It has, yet again, been a busy week of Brexit news with the star of the show being the EU Summit in Brussels.
Having not yet reached a deal coming out of the Summit, and the suggestion of an extension to the transition period, we take a look at what the current state of play is and what this means for industry.
It’s disappointing that no agreement has been met between the UK and EU by the original October deadline. As ADS have previously said, no deal is the worst possible outcome for industry as well as wider industry and time is running out to secure a deal.
Extended Transition Period
The biggest headline coming out of the Summit is the offer to extend the original 21-month transition period for another year. This is an opportunity to unlock the current impasse in negotiations, and although the Summit didn’t move the UK and EU negotiations on, the mood music was more positive in comparison to the fallout of the Salzburg Summit in September.

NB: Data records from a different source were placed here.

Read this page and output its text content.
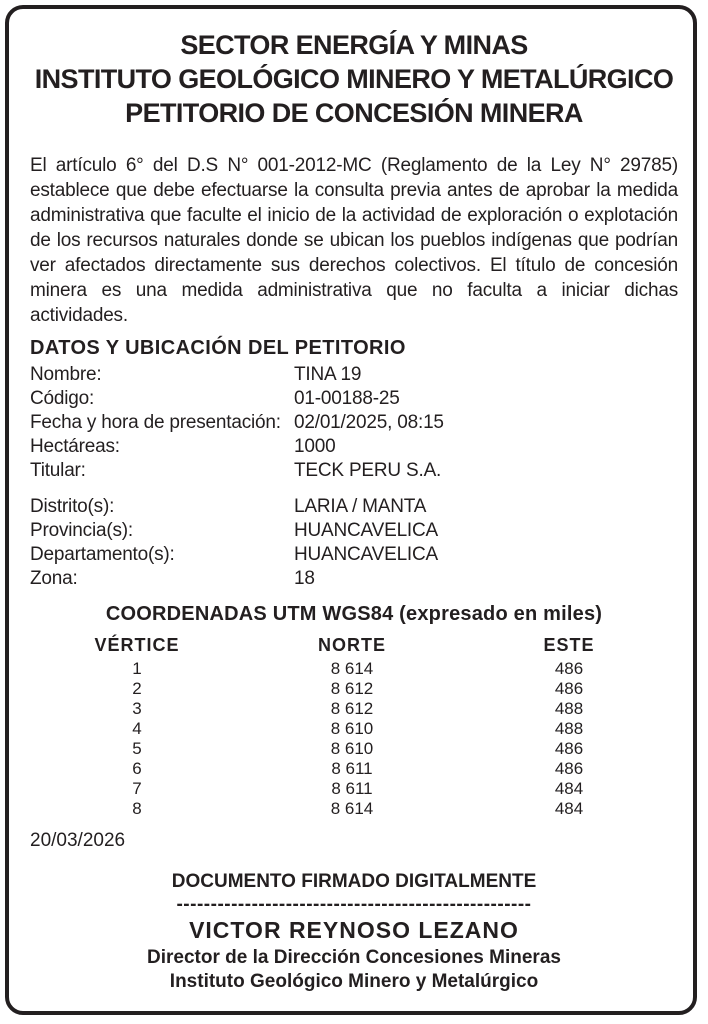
SECTOR ENERGÍA Y MINAS
INSTITUTO GEOLÓGICO MINERO Y METALÚRGICO
PETITORIO DE CONCESIÓN MINERA
El artículo 6° del D.S N° 001-2012-MC (Reglamento de la Ley N° 29785) establece que debe efectuarse la consulta previa antes de aprobar la medida administrativa que faculte el inicio de la actividad de exploración o explotación de los recursos naturales donde se ubican los pueblos indígenas que podrían ver afectados directamente sus derechos colectivos. El título de concesión minera es una medida administrativa que no faculta a iniciar dichas actividades.
DATOS Y UBICACIÓN DEL PETITORIO
Nombre:	TINA 19
Código:	01-00188-25
Fecha y hora de presentación: 02/01/2025, 08:15
Hectáreas:	1000
Titular:	TECK PERU S.A.
Distrito(s):	LARIA / MANTA
Provincia(s):	HUANCAVELICA
Departamento(s):	HUANCAVELICA
Zona:	18
COORDENADAS UTM WGS84 (expresado en miles)
VÉRTICE	NORTE	ESTE
1	8 614	486
2	8 612	486
3	8 612	488
4	8 610	488
5	8 610	486
6	8 611	486
7	8 611	484
8	8 614	484
20/03/2026
DOCUMENTO FIRMADO DIGITALMENTE
----------------------------------------------------
VICTOR REYNOSO LEZANO
Director de la Dirección Concesiones Mineras
Instituto Geológico Minero y Metalúrgico
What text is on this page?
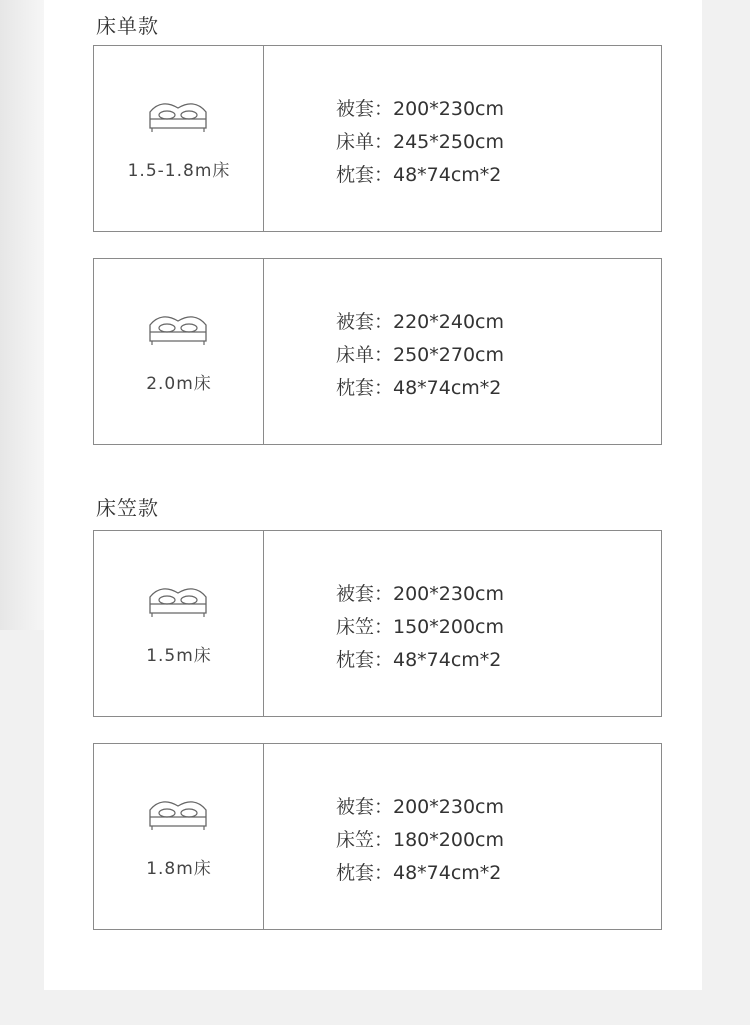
床单款
1.5-1.8m床
被套：200*230cm
床单：245*250cm
枕套：48*74cm*2
2.0m床
被套：220*240cm
床单：250*270cm
枕套：48*74cm*2
床笠款
1.5m床
被套：200*230cm
床笠：150*200cm
枕套：48*74cm*2
1.8m床
被套：200*230cm
床笠：180*200cm
枕套：48*74cm*2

The next two weeks will focus on the politics of finding a solution to the Irish border and whether the idea of a potential extension to the transition period will be acceptable for the various groups within Parliament. Discussions will focus on navigating between the options laid out previously such as the border in the Irish Sea, the UK-wide customs union backstop and other temporary solutions.
As we look ahead to the coming weeks, the Budget on 29 October will play a key date in the Brexit timeline and will signal how parliamentarians are currently feeling about the state of negotiations. Once the debate on the Budget in Parliament concludes, we could hopefully see the Brexit negotiations progress at a quicker pace.
If a deal is reached, a vote and a debate would need to be scheduled in the House of Commons as soon as possible so that the deal can be ratified before the UK leaves the EU on the 29 March 2019. A no deal would trigger the process for MPs to have their say on what Government does next, with the key crunch-time date of 21st January 2019 for this to happen.